Wright, P. J., Watkins, Jacobs, Hoffman, Spaulding, Cercone, and Packel, JJ. Opinion by Hoffman, J. Dissenting Opinion by Packel, J. Spaulding and Cercone, JJ., join in this dissenting opinion.
[ 223 Pa. Super. Page 218]
This appeal involves the question of whether an individual employee may recover sums claimed for labor supplied or performed from a surety when the compensation for such labor is calculated, in part, upon a percentage of the profits of the employer rather than paid on a weekly, monthly, or other basis.

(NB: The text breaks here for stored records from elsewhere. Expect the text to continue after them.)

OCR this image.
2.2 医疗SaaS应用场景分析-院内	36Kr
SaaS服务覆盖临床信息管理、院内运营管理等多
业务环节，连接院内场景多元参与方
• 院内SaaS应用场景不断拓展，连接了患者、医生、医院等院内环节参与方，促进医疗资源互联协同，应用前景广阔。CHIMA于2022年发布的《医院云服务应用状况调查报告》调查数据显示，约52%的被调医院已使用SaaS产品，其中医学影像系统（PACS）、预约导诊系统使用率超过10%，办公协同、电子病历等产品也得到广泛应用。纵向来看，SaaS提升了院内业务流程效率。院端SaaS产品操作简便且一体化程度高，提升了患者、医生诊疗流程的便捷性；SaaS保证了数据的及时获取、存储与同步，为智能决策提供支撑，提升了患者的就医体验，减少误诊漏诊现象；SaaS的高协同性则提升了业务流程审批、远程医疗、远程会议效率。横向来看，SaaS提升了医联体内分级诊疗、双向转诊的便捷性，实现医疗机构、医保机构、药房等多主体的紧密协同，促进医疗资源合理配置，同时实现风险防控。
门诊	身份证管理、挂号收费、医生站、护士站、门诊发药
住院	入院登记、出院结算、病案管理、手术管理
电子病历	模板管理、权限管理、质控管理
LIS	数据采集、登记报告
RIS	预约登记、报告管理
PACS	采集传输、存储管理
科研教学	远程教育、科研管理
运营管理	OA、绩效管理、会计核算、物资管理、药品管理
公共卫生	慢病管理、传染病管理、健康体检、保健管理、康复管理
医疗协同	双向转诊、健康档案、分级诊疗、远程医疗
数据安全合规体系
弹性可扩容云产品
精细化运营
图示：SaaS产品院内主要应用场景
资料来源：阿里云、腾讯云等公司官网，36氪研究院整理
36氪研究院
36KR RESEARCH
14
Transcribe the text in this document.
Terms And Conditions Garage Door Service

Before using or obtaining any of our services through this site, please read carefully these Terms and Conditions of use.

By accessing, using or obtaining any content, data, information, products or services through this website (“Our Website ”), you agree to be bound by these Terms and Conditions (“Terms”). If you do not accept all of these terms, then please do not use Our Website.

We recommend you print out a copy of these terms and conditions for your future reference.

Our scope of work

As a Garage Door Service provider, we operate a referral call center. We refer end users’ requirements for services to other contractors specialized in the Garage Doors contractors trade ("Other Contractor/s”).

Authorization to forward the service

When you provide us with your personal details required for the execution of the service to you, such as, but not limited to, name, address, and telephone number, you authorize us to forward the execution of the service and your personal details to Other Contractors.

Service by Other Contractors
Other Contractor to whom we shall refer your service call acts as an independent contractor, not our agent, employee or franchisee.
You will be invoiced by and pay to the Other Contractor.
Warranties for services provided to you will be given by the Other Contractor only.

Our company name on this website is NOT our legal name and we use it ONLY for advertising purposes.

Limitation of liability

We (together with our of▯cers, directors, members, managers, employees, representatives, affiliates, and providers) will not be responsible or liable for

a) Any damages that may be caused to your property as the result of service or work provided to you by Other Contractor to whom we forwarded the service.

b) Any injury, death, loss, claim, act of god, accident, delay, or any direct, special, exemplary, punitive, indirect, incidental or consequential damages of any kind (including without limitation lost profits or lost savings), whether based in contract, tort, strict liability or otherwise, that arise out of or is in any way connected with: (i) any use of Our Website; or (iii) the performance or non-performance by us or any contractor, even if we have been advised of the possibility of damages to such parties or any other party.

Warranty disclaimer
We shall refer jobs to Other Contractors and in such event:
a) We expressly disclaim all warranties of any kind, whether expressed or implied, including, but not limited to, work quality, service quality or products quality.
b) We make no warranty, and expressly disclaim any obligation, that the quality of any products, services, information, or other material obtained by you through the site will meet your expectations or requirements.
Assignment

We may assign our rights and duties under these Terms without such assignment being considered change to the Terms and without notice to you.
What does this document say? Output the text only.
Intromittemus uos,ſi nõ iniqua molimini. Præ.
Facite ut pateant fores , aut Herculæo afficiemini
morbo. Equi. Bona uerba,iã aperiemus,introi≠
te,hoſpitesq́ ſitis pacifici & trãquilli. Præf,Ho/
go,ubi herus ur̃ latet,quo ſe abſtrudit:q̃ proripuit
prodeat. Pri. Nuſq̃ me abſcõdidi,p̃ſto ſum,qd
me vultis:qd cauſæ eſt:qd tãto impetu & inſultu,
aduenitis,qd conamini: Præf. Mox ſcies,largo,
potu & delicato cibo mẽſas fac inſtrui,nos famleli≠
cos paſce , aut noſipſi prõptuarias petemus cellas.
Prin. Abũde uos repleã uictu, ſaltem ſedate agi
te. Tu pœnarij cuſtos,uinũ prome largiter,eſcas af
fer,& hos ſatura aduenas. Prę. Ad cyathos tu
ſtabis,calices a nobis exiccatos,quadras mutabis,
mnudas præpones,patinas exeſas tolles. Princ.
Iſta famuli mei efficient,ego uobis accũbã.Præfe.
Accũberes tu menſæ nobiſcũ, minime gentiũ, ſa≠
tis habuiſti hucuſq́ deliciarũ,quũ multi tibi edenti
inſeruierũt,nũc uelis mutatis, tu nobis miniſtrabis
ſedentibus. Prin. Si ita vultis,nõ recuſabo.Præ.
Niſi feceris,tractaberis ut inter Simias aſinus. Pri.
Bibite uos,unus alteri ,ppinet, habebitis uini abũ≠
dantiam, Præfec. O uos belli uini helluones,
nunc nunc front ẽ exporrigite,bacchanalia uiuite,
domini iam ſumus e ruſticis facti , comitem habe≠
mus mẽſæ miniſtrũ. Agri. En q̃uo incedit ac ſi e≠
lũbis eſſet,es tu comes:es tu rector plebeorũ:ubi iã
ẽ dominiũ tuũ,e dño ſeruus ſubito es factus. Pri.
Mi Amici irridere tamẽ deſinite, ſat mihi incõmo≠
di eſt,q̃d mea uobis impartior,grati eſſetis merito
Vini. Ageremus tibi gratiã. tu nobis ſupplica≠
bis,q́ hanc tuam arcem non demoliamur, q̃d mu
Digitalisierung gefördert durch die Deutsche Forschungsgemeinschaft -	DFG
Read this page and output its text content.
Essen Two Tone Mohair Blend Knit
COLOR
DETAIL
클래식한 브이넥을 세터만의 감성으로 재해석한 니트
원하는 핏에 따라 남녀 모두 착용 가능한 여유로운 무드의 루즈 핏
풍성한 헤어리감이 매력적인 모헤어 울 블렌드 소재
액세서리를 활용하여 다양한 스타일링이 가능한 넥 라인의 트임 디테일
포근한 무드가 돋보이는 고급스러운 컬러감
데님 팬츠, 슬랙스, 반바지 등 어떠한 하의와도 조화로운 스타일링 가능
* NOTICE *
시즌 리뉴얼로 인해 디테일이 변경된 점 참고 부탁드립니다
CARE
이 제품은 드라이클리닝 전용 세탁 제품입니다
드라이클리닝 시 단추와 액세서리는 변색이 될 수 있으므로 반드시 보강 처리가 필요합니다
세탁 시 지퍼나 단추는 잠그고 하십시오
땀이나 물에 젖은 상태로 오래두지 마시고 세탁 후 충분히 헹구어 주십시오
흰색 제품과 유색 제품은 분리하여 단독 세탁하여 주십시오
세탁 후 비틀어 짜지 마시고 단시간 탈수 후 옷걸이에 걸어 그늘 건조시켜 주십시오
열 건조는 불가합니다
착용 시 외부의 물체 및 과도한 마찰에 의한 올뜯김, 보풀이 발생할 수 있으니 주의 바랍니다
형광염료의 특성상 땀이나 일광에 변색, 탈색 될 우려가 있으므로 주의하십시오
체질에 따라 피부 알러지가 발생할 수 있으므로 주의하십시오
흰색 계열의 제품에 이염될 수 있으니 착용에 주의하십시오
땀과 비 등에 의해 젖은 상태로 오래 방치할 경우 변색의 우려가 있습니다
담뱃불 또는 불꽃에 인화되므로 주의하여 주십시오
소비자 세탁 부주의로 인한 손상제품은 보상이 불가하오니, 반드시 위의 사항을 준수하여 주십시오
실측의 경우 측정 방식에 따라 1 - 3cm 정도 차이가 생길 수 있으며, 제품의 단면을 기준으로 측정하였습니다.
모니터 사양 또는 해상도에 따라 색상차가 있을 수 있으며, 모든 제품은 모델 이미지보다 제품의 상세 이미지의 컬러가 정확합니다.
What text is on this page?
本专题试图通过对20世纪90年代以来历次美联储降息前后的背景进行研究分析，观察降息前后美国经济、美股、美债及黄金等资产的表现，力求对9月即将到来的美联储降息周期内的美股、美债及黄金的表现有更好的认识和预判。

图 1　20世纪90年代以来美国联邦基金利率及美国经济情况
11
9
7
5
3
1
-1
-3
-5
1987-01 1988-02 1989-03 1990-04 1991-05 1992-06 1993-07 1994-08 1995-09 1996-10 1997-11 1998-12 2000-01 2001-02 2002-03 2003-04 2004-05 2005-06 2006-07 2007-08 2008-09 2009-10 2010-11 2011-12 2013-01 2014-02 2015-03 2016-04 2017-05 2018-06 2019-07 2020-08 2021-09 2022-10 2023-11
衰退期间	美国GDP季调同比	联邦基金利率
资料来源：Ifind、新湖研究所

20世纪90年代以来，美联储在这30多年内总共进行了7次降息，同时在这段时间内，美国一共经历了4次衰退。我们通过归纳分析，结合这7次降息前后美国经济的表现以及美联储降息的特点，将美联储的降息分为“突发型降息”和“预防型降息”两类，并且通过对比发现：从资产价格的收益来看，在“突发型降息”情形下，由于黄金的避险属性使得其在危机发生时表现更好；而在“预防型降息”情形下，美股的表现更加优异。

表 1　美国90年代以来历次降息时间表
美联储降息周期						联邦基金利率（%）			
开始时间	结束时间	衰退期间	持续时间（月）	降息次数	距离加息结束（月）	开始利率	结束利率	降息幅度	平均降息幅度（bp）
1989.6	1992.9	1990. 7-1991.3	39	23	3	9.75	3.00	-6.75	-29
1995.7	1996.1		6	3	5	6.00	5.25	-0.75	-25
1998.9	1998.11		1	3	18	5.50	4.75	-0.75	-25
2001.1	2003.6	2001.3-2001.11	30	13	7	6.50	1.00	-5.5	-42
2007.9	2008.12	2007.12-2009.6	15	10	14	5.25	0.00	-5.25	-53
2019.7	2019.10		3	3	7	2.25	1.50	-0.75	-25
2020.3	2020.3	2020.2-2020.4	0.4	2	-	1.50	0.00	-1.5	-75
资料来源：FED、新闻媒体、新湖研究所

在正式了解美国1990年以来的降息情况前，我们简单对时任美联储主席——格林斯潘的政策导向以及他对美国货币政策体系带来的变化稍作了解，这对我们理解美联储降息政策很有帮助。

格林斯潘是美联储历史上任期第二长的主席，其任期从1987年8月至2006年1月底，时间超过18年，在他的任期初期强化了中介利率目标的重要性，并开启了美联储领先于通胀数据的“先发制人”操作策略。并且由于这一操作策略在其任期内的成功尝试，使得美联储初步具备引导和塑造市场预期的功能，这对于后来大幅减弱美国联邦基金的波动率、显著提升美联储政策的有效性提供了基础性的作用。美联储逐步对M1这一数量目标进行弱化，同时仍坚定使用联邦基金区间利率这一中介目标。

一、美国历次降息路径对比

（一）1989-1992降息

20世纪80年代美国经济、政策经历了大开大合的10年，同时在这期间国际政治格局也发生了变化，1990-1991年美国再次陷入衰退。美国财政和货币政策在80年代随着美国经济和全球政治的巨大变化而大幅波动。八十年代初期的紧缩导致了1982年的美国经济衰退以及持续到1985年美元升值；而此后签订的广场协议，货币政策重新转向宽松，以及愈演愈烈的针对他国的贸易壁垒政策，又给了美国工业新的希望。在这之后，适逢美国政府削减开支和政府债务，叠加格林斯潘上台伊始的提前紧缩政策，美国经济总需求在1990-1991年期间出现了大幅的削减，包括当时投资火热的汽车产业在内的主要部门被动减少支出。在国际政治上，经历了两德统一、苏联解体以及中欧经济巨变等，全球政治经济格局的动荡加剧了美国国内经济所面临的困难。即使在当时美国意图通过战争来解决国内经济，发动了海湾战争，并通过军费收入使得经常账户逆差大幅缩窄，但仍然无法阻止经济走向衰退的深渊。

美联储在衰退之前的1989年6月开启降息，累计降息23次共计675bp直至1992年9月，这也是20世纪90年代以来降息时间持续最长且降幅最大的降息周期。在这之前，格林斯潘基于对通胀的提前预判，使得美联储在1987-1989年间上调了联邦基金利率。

This case is before us upon the appeal of appellant, United States Fidelity & Guaranty Company (hereinafter "U.S.F. & G."), from an order of the court below denying its motion for judgment n.o.v. and for a new trial. The pleadings and testimony in the case establish that on or about May 13, 1966, Franklin O. Miller (hereinafter "Miller") and Commercial Electric Construction, Inc. (hereinafter "Commercial"), entered into a contract of employment through an exchange of letters whereby Miller was hired to "develop, operate and control all electrical work in the Allentown area." His compensation was based on a salary of $250 per week plus "one-half of the profits of all work secured in the Allentown area." U.S.F. & G. and Commercial admitted that "plaintiff performed labor in the supervision of the said electrical construction contract." U.S.F. & G.'s bond contained the customary language that if Commercial paid "all sums of money which may be due for all materials furnished, labor supplied or performed, . . . in or in connection with the prosecution of the work. . ." (emphasis added), then the obligation would be null and void, otherwise to remain in full force and effect.
[ 223 Pa. Super. Page 219]
The jury accepted plaintiff's evidence that the profit on the Bethlehem Housing Authority project, which contract for the construction of electrical work had been secured by Miller for Commercial, was $36,545.45. The jury returned a verdict against both Commercial and U.S.F. & G. in the amount of $18,014, or slightly less than one-half of the profits from the project.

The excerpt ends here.